We were reviewing the social media accounts of a student athlete this week – a college Division 1 football player who will likely be drafted into the pros next year. We aren’t going to divulge who it is, but let us tell you what we found.
- One Twitter account (public), open since April 2011, 24,700 tweets
- Two Instagram accounts (public), 330 pictures and videos posted
- 3 Facebook accounts (all private), two of which are probably the victim of forgotten passwords
- One Vine account (public)
- One YouTube account (public)
We found lots of profanity, and a number of crude sexual references, but overall this looks like a good kid to us, if somewhat immature. Our question is, how does he have the time to balance his sports training, personal life and go to school?
His Twitter account alone is a huge undertaking. 24,700 tweets in 61 months add up to him tweeting on average 13 times per day. Many of the tweets were replies to others, so he is clearly spending time reading what others are posting. Hundreds of his tweets include images, so he is spending time curating those pictures.
If you’re the parent of a high school athlete, this is what might be in store for your kid.
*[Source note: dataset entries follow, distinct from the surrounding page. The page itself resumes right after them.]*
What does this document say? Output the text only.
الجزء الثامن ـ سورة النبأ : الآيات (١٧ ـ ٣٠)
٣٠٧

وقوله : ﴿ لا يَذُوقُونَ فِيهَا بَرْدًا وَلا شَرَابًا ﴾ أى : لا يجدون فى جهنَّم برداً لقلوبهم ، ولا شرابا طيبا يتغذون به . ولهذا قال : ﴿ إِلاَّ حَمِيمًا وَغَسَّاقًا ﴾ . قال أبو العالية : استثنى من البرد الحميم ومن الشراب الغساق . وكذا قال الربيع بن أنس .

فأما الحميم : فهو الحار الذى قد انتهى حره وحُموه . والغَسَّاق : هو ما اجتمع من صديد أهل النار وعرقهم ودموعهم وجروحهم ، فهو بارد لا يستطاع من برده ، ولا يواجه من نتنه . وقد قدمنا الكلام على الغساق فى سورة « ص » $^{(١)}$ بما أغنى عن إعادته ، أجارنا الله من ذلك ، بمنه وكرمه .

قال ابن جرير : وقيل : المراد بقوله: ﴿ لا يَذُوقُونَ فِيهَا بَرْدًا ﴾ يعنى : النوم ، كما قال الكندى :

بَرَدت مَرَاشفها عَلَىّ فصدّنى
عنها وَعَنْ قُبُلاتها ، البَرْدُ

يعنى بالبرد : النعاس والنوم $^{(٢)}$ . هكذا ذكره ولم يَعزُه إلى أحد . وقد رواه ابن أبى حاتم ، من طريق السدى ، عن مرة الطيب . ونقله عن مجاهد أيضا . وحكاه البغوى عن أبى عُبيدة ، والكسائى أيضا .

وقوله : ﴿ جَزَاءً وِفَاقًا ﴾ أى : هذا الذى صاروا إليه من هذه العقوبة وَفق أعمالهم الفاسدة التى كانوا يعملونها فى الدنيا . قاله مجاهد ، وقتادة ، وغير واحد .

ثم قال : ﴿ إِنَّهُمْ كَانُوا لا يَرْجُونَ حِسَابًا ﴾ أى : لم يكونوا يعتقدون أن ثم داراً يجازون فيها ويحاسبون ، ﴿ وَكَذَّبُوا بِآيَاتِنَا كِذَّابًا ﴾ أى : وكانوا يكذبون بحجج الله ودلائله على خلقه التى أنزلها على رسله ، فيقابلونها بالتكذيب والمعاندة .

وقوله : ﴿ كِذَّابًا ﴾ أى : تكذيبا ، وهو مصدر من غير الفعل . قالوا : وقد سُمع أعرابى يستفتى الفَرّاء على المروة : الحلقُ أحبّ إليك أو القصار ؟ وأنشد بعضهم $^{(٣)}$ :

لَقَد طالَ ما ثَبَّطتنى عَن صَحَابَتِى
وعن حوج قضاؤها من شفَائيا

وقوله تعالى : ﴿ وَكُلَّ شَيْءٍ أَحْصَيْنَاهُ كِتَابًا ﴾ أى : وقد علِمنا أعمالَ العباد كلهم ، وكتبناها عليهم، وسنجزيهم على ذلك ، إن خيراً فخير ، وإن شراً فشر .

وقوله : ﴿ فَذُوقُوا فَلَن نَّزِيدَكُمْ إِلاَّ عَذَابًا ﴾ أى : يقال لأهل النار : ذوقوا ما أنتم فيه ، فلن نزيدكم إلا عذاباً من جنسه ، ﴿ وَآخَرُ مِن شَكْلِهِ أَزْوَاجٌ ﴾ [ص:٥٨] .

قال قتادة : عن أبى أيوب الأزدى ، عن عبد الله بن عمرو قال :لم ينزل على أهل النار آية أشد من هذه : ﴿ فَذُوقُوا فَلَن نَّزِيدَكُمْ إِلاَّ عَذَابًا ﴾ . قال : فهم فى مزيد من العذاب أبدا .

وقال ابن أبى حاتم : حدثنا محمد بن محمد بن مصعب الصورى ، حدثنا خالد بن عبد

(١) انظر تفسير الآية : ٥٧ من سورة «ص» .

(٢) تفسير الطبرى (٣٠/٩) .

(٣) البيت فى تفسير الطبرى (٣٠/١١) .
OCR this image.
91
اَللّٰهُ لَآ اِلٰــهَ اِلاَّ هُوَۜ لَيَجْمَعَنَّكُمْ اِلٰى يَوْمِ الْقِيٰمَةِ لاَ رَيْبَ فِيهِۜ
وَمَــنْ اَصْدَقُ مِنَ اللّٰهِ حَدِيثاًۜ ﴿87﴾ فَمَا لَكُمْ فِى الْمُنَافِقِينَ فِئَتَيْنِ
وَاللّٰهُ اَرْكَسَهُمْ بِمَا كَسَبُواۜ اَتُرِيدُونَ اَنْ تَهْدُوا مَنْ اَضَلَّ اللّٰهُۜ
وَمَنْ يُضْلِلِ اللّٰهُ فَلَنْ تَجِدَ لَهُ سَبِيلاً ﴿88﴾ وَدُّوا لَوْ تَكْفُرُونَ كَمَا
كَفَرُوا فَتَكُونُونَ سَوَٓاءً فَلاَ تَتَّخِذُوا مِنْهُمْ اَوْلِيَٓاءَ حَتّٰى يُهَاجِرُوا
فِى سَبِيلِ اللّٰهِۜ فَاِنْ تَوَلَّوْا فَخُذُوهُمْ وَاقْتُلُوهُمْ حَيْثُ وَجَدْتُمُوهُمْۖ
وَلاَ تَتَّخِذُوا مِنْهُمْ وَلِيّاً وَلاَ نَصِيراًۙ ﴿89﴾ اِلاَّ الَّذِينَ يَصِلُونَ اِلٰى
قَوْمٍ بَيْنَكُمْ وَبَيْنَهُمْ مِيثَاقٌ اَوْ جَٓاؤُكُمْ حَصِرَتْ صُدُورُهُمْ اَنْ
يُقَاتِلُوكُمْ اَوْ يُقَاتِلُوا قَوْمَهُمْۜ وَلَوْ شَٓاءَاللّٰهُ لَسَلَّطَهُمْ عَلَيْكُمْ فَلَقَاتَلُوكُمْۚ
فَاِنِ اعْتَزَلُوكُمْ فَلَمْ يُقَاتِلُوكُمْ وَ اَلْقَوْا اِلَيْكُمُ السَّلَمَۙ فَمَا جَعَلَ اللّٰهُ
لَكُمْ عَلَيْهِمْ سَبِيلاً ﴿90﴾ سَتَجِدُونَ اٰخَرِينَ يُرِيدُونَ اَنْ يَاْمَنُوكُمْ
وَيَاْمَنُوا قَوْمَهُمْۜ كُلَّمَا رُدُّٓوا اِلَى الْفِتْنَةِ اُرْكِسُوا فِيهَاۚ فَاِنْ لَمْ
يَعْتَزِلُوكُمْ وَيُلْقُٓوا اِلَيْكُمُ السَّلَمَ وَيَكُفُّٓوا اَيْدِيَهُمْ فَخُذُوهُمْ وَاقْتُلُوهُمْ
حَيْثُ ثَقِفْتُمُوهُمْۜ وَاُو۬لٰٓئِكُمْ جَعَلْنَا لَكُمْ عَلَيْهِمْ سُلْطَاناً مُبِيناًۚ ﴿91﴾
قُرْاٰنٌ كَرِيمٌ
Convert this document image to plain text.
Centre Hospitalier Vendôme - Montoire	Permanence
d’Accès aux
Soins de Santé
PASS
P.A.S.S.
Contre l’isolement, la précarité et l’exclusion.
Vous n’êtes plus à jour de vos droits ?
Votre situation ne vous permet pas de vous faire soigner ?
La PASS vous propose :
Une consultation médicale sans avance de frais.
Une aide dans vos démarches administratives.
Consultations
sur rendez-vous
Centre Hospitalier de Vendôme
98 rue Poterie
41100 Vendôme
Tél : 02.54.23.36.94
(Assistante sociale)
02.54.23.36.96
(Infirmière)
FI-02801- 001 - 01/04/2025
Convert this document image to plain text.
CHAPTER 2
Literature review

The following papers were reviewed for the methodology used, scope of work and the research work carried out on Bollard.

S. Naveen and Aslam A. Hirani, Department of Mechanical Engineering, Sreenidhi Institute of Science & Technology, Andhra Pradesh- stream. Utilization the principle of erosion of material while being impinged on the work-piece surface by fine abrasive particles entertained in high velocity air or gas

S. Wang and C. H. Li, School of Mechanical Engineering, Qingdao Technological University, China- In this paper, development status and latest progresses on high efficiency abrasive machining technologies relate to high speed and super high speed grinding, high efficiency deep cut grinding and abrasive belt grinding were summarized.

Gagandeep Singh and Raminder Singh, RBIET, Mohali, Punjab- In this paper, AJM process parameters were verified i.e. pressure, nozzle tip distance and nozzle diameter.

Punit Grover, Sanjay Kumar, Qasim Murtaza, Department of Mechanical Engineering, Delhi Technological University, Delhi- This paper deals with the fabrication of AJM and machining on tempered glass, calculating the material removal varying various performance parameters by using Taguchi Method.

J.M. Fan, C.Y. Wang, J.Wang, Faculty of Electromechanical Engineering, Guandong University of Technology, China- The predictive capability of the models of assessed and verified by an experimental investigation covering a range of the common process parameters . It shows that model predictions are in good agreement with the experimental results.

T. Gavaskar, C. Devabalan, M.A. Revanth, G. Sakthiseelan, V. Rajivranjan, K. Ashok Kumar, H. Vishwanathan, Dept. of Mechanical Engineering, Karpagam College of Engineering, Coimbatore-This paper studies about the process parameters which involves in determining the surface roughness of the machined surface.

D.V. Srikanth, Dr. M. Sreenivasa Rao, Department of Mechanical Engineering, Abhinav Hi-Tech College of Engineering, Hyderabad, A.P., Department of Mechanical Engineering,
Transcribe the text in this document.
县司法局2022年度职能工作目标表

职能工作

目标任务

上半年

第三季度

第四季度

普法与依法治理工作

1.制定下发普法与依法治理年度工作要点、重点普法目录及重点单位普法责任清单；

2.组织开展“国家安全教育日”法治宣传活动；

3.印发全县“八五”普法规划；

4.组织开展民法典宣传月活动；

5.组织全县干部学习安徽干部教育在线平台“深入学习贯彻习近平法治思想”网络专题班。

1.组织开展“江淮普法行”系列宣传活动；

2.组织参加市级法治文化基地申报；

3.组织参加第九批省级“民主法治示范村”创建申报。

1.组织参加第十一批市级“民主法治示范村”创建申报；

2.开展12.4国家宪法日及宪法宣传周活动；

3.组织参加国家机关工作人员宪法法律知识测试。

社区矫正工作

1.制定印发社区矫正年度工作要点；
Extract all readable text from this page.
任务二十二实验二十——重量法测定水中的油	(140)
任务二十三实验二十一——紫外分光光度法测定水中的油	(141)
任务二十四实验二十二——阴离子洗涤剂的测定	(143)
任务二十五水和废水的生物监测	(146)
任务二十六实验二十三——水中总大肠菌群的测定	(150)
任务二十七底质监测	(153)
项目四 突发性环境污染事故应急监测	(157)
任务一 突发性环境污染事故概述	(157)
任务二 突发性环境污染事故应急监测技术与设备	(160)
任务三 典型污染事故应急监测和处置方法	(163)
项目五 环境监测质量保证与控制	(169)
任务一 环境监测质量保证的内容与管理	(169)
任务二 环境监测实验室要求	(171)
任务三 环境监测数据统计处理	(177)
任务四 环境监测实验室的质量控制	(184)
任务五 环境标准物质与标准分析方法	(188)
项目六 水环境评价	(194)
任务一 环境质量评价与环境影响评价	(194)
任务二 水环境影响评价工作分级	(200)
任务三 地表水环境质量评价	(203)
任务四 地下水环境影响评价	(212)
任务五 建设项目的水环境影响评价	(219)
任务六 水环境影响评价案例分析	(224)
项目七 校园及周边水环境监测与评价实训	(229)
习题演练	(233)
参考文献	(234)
In addition, in terms of social media overload, things are about to get worse. The NCAA changed its rules earlier this month for football and a handful of other sports, and starting in August coaches will be able to contact recruits electronically as often as they want, via text messaging or social media (some exceptions apply).
We assume that the player above uses his social media accounts to build his profile as a star athlete, connect with fans and friends, read about what is going on with his sport and team and generally to have fun. Now athletes will be open to being contacted by coaches and scouts 24×7.
The 4 and 5-star recruits are going to be contacted no matter what, but what about the above average high school athlete. Sure, a scholarship would be nice, but is it worth making social media a full time job? We don’t think so. Only 1 in 41 high school football players go on to play Division 1 football, and not all of them get scholarship. The odds of a high school player making it to the NFL are 1 out of 600.
Set some limits for your teen if and when the messages from coaches start rolling in. Make sure that the schoolwork gets done. Help him find balance in his life so he doesn’t get overwhelmed.